3. 年金の運用資産「総額293兆円超」個人でもマネしたいGPIF流「王道の資産配分」とは?

GPIF(年金積立金管理運用独立行政法人)は、私たちが将来受け取る年金のために、年金積立金を管理・運用している公的な機関です。

日本では少子高齢化が進んでいるため、今の現役世代が払う保険料が急激に高くなるのを防ぎつつ、将来の年金財源をしっかり確保する役割を担っています。長期的な持続可能性を高めるために具体的には、将来の年金給付のうち、現役世代の保険料等で足りない約10%分を、積立金の元本と運用益で補う仕組みとなっています。

その目標達成のため、世界経済の成長に合わせてコツコツと利益を増やす「長期・分散投資」が行われていますが、その基本となる資産の構成割合(基本ポートフォリオ)は、国内債券、国内株式、外国債券、外国株式の4つの資産にそれぞれ25%(4分の1)ずつ均等に振り分ける形となっています。

市場の変動リスクを分散しつつ、長期的に安定した収益を目指すための、極めて論理的なポートフォリオと言えるでしょう。

3.1 GPIFの2025年度運用状況について

2025年度の運用状況は、非常に好調な結果となっています。2025年10月〜12月の3ヶ月間(第3四半期)で、収益率は+5.84%、金額にして+16兆1878億円の利益が出ています。

株価の順調な値上がりや円安などがプラスに働き、2025年度の累計(4月〜12月)で見ると、収益率はおよそ16%(16.25%)、利益は約40兆8410億円に達しています。

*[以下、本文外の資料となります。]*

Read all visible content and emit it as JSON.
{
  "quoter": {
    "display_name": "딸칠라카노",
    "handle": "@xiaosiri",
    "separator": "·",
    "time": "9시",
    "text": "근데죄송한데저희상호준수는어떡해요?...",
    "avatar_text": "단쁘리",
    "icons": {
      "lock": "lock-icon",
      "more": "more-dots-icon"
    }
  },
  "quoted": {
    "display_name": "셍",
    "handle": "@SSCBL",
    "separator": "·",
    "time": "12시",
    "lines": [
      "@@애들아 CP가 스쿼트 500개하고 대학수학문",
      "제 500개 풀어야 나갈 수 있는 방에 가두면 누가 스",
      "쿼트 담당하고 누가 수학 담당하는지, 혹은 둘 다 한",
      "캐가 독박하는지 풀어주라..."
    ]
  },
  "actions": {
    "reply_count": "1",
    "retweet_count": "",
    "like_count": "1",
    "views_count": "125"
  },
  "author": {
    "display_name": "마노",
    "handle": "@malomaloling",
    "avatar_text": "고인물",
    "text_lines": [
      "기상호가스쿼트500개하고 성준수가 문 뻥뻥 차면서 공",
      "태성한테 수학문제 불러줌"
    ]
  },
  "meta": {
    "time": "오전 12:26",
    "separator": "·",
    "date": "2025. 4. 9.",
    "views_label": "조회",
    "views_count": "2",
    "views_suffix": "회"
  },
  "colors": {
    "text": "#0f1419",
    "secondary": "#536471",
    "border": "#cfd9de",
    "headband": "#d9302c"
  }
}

この結果、2025年12月末時点での運用資産の総額は、293兆4276億円まで大きく成長しました。実際の資産割合を見ても、国内債券25.29%、国内株式24.69%、外国債券24.67%、外国株式25.34%と、基本方針である「各25%」に沿ってバランスよく管理されています。

運用資産額・構成割合(年金積立金全体)4/4

運用資産額・構成割合(年金積立金全体)

出所:GPIF(年金積立金管理運用独立行政法人)「2025年度第3四半期運用状況(速報)」

市場運用を本格的に始めた2001年度からの累積利益は+196兆3721億円にのぼり、GPIFが目標としている「賃金上昇率+1.9%」という基準と比べても、現在の実績はかなり上振れしている状況です。

一時的な市場の上がり下がりはありますが、決まった構成割合を守りながら長期・分散投資を徹底することで、しっかりと資産を増やしていると言えます。